The entire concept of a 'customer' for core processes is completely bogus and the habit of imposing this term on business (data) analysis from the outset is one of the main reasons that people foul up business analysis and system design. This happens because people are happier to deal with what they like to call "the real world" rather than paying attention to what is really happening IE the actual business rules.

Own a bank account as a 'customer'? No you don't - the bank owns the account and you sign a contract that makes you liable for monies taken from the account - still the term "customer" is much friendlier than being called the liable party isn't it?

Systems are analysed and developed from the top down and I believe this approach is what causes most of the issues with poorly designed systems. They should be analysed from the bottom up (after a scoping exercise) and you can derive whatever you like from the REAL meaning of the data in question. This problem has dogged IT for years and one failure after another of large systems doesn't seem to have any affect on those that can't see the trees for the forest (yes, I really did say that!).

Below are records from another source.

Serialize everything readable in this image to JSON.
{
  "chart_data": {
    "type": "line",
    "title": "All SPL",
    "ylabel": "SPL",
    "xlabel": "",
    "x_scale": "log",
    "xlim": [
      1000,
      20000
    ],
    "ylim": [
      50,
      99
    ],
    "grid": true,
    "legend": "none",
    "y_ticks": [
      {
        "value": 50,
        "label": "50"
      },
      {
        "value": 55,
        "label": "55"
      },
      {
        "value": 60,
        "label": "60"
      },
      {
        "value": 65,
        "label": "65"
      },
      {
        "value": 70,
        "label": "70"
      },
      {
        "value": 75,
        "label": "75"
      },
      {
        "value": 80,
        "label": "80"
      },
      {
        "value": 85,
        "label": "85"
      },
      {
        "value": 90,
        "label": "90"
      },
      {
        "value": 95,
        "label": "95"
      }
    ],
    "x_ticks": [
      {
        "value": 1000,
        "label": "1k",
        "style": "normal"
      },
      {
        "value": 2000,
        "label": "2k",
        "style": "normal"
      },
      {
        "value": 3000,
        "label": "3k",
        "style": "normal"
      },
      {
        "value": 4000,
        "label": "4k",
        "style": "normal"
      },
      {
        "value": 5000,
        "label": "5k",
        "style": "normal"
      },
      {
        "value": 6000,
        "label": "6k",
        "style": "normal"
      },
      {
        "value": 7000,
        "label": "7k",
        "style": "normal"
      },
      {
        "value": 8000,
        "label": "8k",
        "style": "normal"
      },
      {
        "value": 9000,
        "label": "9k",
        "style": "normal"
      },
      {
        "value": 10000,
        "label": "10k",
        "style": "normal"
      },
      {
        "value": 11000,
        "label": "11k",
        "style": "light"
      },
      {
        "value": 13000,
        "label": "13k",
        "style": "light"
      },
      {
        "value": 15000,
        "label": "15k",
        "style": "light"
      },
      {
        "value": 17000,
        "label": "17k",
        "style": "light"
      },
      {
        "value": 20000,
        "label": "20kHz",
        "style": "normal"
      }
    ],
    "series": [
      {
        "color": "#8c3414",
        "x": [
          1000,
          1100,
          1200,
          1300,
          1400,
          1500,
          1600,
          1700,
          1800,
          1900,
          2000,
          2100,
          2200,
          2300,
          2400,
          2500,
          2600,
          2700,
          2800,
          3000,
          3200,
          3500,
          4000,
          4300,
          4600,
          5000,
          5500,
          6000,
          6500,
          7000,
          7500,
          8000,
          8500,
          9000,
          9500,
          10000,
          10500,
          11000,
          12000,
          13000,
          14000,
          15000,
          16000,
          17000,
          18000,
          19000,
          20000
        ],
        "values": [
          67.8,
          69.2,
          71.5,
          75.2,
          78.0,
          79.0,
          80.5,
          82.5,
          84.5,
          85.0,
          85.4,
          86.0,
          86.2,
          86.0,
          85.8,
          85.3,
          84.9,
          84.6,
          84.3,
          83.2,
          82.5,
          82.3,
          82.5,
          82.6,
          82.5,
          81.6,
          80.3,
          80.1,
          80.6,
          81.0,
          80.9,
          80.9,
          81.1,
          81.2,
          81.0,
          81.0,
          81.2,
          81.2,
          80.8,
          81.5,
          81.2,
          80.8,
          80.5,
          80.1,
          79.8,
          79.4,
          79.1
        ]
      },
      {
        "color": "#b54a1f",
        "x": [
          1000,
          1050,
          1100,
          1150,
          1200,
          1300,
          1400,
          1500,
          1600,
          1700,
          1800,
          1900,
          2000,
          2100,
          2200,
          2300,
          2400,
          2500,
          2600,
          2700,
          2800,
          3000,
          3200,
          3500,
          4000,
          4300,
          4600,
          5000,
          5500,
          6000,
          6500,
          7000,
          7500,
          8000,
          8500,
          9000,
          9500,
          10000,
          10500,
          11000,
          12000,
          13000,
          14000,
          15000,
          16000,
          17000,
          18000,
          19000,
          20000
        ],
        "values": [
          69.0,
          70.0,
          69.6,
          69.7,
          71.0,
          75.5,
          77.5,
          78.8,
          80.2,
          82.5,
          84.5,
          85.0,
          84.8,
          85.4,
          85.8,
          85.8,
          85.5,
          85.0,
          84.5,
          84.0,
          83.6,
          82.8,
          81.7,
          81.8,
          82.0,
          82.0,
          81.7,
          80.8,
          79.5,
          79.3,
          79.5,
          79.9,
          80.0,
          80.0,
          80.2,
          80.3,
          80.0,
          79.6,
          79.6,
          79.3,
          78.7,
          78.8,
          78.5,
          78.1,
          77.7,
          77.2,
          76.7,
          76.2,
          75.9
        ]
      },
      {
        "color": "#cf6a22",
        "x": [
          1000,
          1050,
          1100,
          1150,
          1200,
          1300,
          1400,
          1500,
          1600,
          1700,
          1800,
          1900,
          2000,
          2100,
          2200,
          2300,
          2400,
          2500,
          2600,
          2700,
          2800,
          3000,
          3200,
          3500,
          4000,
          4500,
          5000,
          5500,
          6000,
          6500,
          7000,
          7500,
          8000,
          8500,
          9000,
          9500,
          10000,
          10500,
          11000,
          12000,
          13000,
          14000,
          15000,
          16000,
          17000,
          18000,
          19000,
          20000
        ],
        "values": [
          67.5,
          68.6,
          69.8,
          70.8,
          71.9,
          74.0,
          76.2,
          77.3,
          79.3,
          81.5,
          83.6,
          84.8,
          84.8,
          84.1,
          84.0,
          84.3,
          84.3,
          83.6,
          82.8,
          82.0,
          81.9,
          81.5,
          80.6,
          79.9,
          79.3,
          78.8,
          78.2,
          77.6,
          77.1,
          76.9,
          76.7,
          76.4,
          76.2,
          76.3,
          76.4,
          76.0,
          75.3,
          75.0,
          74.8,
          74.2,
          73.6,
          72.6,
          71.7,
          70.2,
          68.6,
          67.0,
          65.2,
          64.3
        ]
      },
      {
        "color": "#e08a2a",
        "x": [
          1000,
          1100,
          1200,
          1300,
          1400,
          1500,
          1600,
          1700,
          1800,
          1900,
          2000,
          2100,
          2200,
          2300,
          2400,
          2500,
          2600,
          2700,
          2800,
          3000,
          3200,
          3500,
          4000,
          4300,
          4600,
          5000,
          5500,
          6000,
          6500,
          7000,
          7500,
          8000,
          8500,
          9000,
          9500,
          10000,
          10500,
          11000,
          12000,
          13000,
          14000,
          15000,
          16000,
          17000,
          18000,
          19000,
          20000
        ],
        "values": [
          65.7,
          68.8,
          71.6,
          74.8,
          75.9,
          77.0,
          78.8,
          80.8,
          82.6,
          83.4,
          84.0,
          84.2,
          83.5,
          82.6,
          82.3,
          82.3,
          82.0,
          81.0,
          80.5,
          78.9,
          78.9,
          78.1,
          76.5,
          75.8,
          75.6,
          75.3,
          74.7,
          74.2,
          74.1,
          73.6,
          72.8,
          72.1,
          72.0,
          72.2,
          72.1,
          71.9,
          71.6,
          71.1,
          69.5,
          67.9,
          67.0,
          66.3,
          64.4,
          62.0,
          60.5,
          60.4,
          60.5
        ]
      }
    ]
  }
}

A lot of this misunderstanding is caused by the comfort factor of being able to talk with business users through a commonly held view of the world. Try looking instead at the contracts that people sign rather than a wooly chat about abstractions and then you will see what the business relationship with the "customer" really is.

All of this has been known for years but it doesn't seem to stop people writing books of complete rubbish on the subject. Rather than IT staff analysing businesses, it's about time someone started to analyse the psychology of the IT staff that blunder from one failed project to another without ever grasping the basics of what they are dealing with.